An atypical hospital
Tatyana M. ended up in Kannabikh Hospital in 2009. “I’d been through a period of severe stress,” she says. “I was almost killed, some people were trying to seize my apartment. Immediately after the incident, which involved threats and guns, I fell into such a panic that I didn’t know what to do with myself. Over time, the condition worsened, and my colleagues – I work as a television producer – advised me to go and seek help from the doctors of Hospital No. 12. The doctors saved me. It’s an atypical hospital: the attitude there is respectful, with a competent approach to each individual patient. They reassembled many of us piece by piece.”
Rita, 37, recalls how she sought treatment for depression. “I went to see the doctors here of my own accord.

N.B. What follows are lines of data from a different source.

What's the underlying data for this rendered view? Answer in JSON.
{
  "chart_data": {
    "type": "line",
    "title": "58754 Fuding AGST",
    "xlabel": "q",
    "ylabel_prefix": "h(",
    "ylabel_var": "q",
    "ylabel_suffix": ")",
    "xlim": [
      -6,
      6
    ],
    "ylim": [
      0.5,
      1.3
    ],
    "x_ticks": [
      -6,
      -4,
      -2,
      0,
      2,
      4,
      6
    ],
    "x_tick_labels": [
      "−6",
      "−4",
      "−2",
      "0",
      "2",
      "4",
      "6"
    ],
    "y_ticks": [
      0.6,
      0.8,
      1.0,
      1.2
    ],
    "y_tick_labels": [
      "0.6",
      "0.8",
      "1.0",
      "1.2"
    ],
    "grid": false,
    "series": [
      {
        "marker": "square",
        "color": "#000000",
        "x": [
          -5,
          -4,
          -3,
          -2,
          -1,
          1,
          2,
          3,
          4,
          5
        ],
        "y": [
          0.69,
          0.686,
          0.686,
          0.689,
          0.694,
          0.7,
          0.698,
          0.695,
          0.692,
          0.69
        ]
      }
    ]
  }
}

I got stronger and learned to cope with my problems. Prior to my admission, I was a different person to the one I am now… I don’t understand – what’s the point of merging the hospital with the Solovyov Clinic? Moscow’s Northern and North-Western Districts will be left without access to skilled care.”

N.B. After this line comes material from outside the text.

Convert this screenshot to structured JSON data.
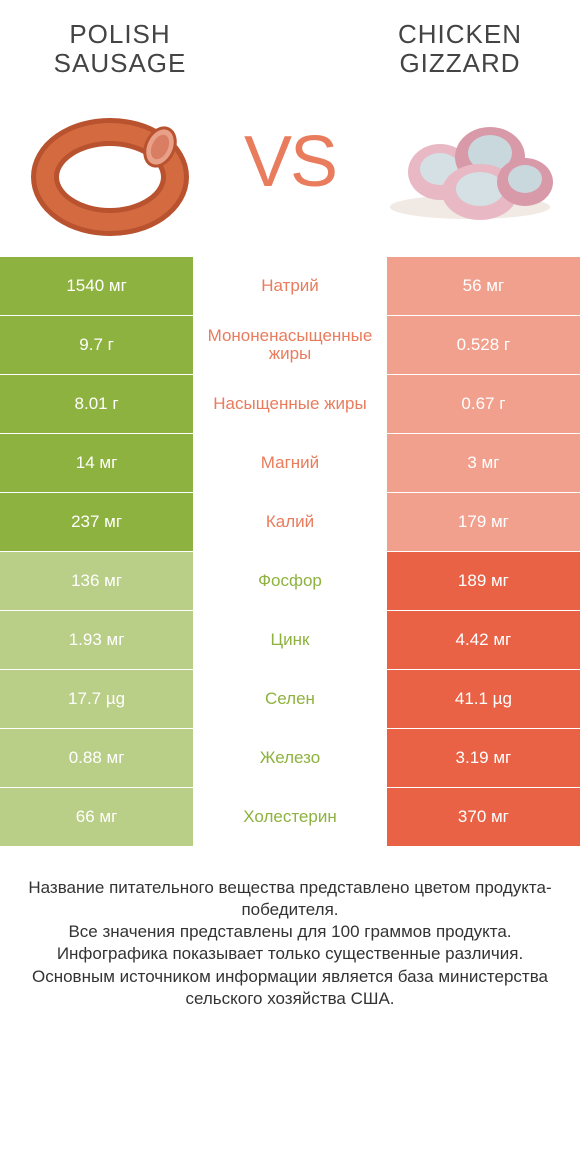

We listen to story after story: people tell us about losing their loved ones, about panic attacks, accidents, injuries… We speak to men and women of various ages and different social backgrounds. But one refrain remains constant: a facility that infuses patients who have lost themselves, with a renewed desire to live mustn’t be destroyed.

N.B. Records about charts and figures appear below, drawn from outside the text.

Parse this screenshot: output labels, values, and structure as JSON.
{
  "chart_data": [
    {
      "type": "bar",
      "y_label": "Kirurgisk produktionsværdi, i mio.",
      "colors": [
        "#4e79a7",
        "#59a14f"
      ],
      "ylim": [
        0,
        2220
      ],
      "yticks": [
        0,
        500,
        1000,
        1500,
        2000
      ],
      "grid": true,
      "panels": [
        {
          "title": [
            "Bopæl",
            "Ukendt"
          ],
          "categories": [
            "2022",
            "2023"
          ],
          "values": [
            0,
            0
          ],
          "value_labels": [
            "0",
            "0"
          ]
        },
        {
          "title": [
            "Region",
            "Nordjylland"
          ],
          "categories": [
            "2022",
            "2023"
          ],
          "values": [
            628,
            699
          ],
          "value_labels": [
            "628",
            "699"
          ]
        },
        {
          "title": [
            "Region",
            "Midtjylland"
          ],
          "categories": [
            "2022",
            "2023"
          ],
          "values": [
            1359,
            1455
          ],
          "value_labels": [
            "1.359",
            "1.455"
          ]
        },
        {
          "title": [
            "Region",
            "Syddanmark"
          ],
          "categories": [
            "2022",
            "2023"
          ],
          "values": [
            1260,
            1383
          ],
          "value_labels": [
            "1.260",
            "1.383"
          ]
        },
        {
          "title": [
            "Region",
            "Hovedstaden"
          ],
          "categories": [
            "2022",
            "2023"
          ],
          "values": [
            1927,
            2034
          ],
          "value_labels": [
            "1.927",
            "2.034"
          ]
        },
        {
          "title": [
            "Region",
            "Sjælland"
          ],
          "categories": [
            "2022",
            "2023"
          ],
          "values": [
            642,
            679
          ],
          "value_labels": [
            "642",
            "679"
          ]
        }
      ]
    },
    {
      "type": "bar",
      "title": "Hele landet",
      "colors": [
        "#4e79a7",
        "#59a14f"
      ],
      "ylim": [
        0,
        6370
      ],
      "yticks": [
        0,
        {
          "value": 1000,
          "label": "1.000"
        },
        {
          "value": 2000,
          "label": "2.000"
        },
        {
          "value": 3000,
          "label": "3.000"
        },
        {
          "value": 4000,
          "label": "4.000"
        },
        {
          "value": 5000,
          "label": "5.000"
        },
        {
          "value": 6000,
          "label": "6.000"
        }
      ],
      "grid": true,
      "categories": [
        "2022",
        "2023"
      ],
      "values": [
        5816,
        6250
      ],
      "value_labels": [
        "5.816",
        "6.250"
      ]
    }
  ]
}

“Muscovites are being deprived of the right to seek psychiatric help beyond the framework of ‘big psychiatry,’” says Yekaterina Sobchik, a former Hospital No. 12 staff member and the founder of its psychological service. “Anyone who’s suffered a nervous breakdown following a divorce or bereavement will now be faced with a choice: either check into a nut hospital with bars on the windows, or seek solace in friends and booze. Outpatient facilities cannot provide the wide range of psychotherapeutic assistance we provided here in Hospital No. 12. We offered around twenty types of group psychotherapy aimed at increasing the patients’ socialisation. Are outpatient facilities going to give them that? All you can expect there is a consultation and a prescription thrown in your face.”
“What’s going to happen next?” asks Lina Yegorova, a clinical pyschologist at Hospital No. 12. “The building will most likely be rented out or sold at a profit. Some doctors and psychologists will be offered work at the neurosis clinic, but the bulk of the staff will be made redundant thanks to a convenient regulation that prescribes the ratio of doctors to patients. Where will patients – ours, and those from other hospitals – go now? These developments are reflective not only of a desire on the part of Moscow’s officials to replenish the budget, but also of certain trends in psychiatry. We’re witnessing cuts to hospitals and wards specialising in the treatment of neurotic and borderline patients. But there are more and more of these patients with every passing year – that’s the way life is here.
“Why shut us down if the replacement exists only on paper? Where are they going to get staff for their outpatient clinics? And they’ll have to be trained up as well. We have specialists with experience of working with precisely this type of patient, but now they’re being discarded. It’s an ill-considered, uneconomical decision.”